As part of the project making memories arthur+martha are working in a Hindu Temple in Oldham, devising new ways of working creatively with reminiscence boxes. Yesterday I took in some dolls I was given as a present many years ago. I knew they were Indian, but nothing else about their heritage. I was interested to find out what memories they sparked. The following notes share some of the groups reminiscence.
|Two Kathputli puppets|
The dolls are usually in pairs, they are Kathputtey (or Kathputli) a puppet like Punch and Judy from Udaipur in Rajasthan. The puppet show tells a story, a traditional tale. Their hands, feet and head are controlled with thread. Kathputali means statue made from wood. Its beautiful, at night you have an hour show, all professionally done.
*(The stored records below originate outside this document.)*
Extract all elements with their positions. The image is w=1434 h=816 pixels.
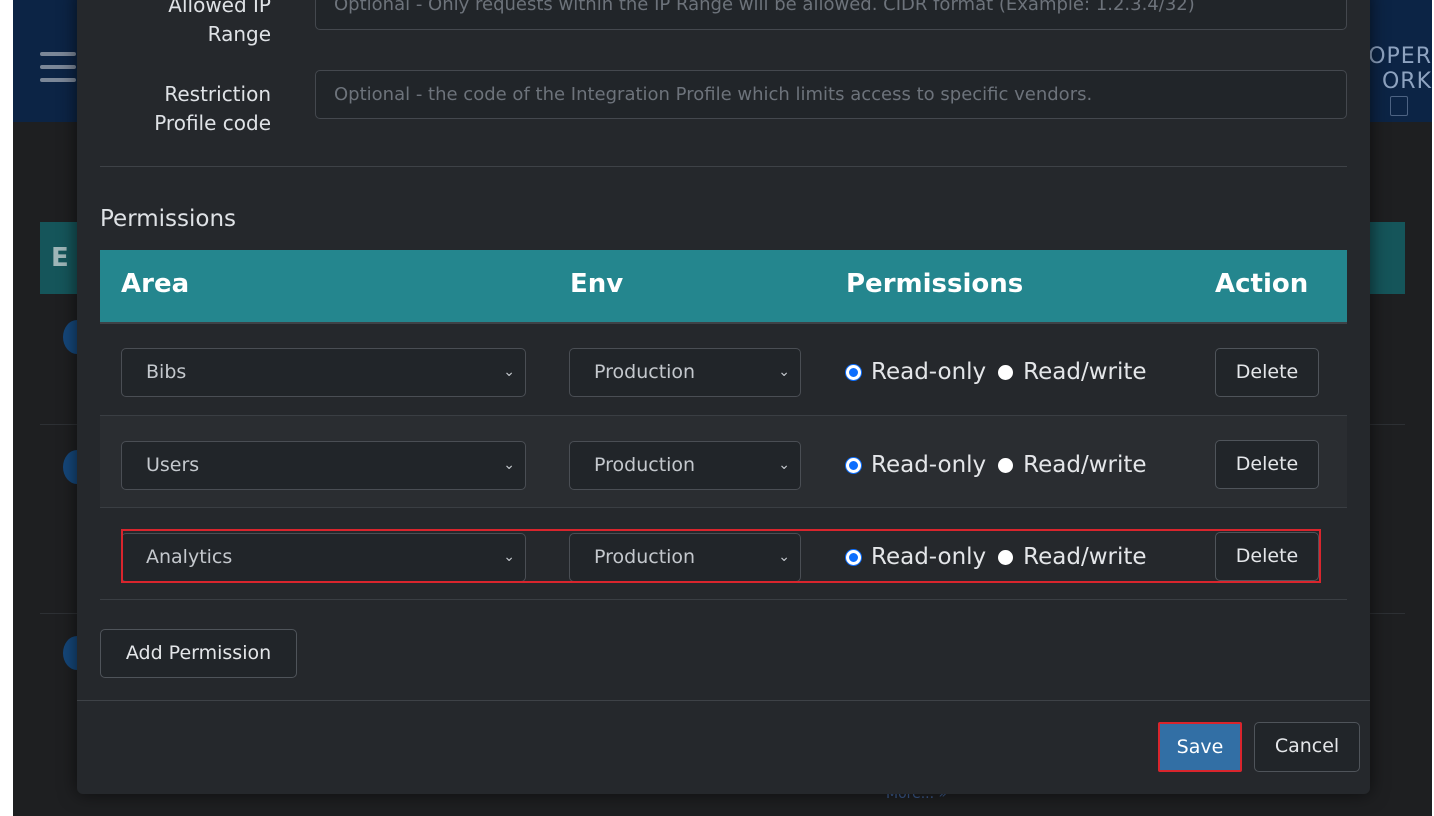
delete-button[interactable]: Delete bbox=[1215, 348, 1319, 397]
api-key-modal: Allowed IP Range Optional - Only request… bbox=[77, 0, 1370, 794]
radio-read-write-label: Read/write bbox=[1023, 359, 1147, 385]
area-select[interactable]: Users ⌄ bbox=[121, 441, 526, 490]
table-row: Bibs ⌄ Production ⌄ Read-only Read/write D… bbox=[100, 323, 1347, 415]
radio-read-write-label: Read/write bbox=[1023, 452, 1147, 478]
column-header-area: Area bbox=[121, 269, 190, 299]
app-frame: OPER ORK E More... » Allowed IP Range Op… bbox=[13, 0, 1432, 816]
chevron-down-icon: ⌄ bbox=[503, 364, 515, 380]
ip-range-label: Allowed IP Range bbox=[168, 0, 271, 46]
restriction-profile-input[interactable]: Optional - the code of the Integration P… bbox=[315, 70, 1347, 119]
permissions-table-header: Area Env Permissions Action bbox=[100, 250, 1347, 324]
restriction-profile-label: Restriction Profile code bbox=[154, 82, 271, 135]
chevron-down-icon: ⌄ bbox=[778, 364, 790, 380]
radio-read-only[interactable] bbox=[846, 457, 861, 473]
row-divider bbox=[100, 599, 1347, 600]
footer-divider bbox=[77, 700, 1370, 701]
background-brand: OPER ORK bbox=[1368, 44, 1432, 94]
ip-range-input[interactable]: Optional - Only requests within the IP R… bbox=[315, 0, 1347, 30]
save-button[interactable]: Save bbox=[1158, 722, 1242, 772]
permission-radio-group: Read-only Read/write bbox=[846, 452, 1147, 478]
column-header-env: Env bbox=[570, 269, 624, 299]
radio-read-write[interactable] bbox=[998, 364, 1014, 380]
radio-read-only[interactable] bbox=[846, 364, 861, 380]
column-header-action: Action bbox=[1215, 269, 1309, 299]
hamburger-menu-icon bbox=[40, 52, 76, 82]
permissions-heading: Permissions bbox=[100, 206, 237, 232]
radio-read-write[interactable] bbox=[998, 457, 1014, 473]
background-section-title: E bbox=[51, 243, 69, 273]
radio-read-only-label: Read-only bbox=[871, 452, 987, 478]
add-permission-button[interactable]: Add Permission bbox=[100, 629, 297, 678]
env-select[interactable]: Production ⌄ bbox=[569, 441, 801, 490]
delete-button[interactable]: Delete bbox=[1215, 440, 1319, 489]
env-select[interactable]: Production ⌄ bbox=[569, 348, 801, 397]
area-select[interactable]: Bibs ⌄ bbox=[121, 348, 526, 397]
form-divider bbox=[100, 166, 1347, 167]
column-header-permissions: Permissions bbox=[846, 269, 1024, 299]
chevron-down-icon: ⌄ bbox=[503, 457, 515, 473]
background-brand-box-icon bbox=[1390, 96, 1408, 116]
chevron-down-icon: ⌄ bbox=[778, 457, 790, 473]
highlight-box bbox=[121, 529, 1321, 583]
permission-radio-group: Read-only Read/write bbox=[846, 359, 1147, 385]
table-row: Users ⌄ Production ⌄ Read-only Read/write … bbox=[100, 416, 1347, 508]
cancel-button[interactable]: Cancel bbox=[1254, 722, 1360, 772]
radio-read-only-label: Read-only bbox=[871, 359, 987, 385]
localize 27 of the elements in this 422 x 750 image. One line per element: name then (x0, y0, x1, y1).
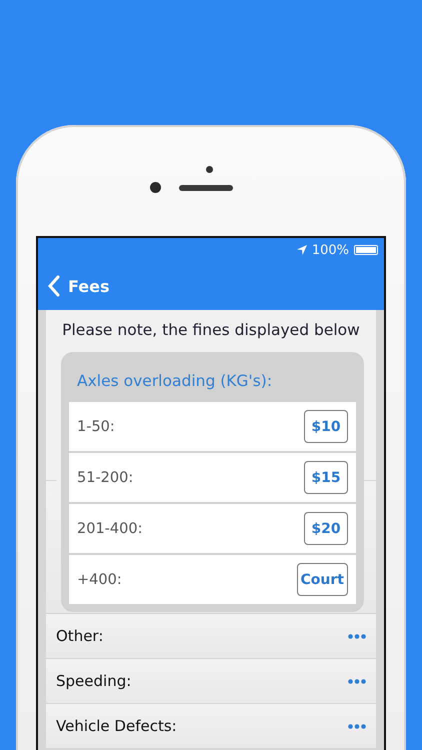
weight-range: 201-400: (77, 520, 142, 536)
weight-range: 1-50: (77, 418, 115, 434)
fee-button[interactable]: Court (296, 563, 348, 596)
speaker-icon (178, 184, 232, 190)
camera-icon (150, 182, 160, 193)
battery-icon (354, 245, 378, 255)
category-row[interactable]: Speeding: (46, 658, 376, 703)
weight-range: +400: (77, 572, 122, 588)
more-icon[interactable] (348, 724, 366, 728)
category-row[interactable]: Other: (46, 613, 376, 658)
fee-button[interactable]: $15 (304, 461, 348, 494)
screen-title: Fees (68, 276, 110, 296)
category-label: Other: (56, 627, 104, 645)
back-icon[interactable] (48, 275, 60, 297)
fee-button[interactable]: $10 (304, 410, 348, 443)
more-icon[interactable] (348, 634, 366, 638)
location-icon (296, 245, 307, 255)
category-row[interactable]: Vehicle Defects: (46, 703, 376, 748)
fee-button[interactable]: $20 (304, 512, 348, 545)
popover-title: Axles overloading (KG's): (77, 372, 274, 390)
category-label: Speeding: (56, 672, 132, 690)
sensor-icon (206, 166, 213, 173)
note-text: Please note, the fines displayed below (62, 320, 360, 340)
category-label: Vehicle Defects: (56, 717, 177, 735)
weight-range: 51-200: (77, 470, 134, 486)
battery-percent: 100% (312, 242, 349, 258)
more-icon[interactable] (348, 678, 366, 684)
(Vimra) We couldn’t afford dolls, so my mum made a hand made doll- everything was handmade, using all sorts of materials, including wood.
I remember my favorite was a metal stove made for us, you could cook on it, it looked like a miniature barbeque, no more than 4inc’s with drawers you could pull out in the side. My parents would put coal in it for us, and we’d make tiny pures. We had skipping ropes and marbles and stones to juggle and flip on the palm.
I grew up in Kenya, Mombassa. We had rag dolls stuffed with old cloths… saris and socks. It was a pink doll with an egg shaped face. The eyes, nose and mouth were painted and sewn with different coloured thread. No clothes just its pink body.
(The female doll has a bindi painted onto her forehead) The bindi, is the symbol of a married woman, sometimes worn with some colour in the hairline. Now its become like fashion, now the colour matches the clothes, the sandals, bangles... traditionally it’s red, an auspicious colour, the main colour for weddings. In different parts of India, different colours, green in some parts of India, and in Maharashtra the widows have a black bindi, in South India widows have sandalwood bindis, in some parts of India a widow can’t wear a bindi at all. In the villages widows still wear black or white clothes and she’s not allowed colourful bangles, only gold.
My aunt was made a widow in her 20s, she wore white all her life, we felt awful for her. When my husband passed away, she told us not to wear white.
Gold is the tradition, for a ‘rainy day’ as well, it’s a type of savings. You sell in emergency. We need so much gold when you get married, a daughter is given a lot of gold, a dowry. When the father passes away, she doesn’t get a share, she has had the gold already.
Gold had to be passed down. The mother-in-law shares gold between all the girls, daughters, daughter-in-laws.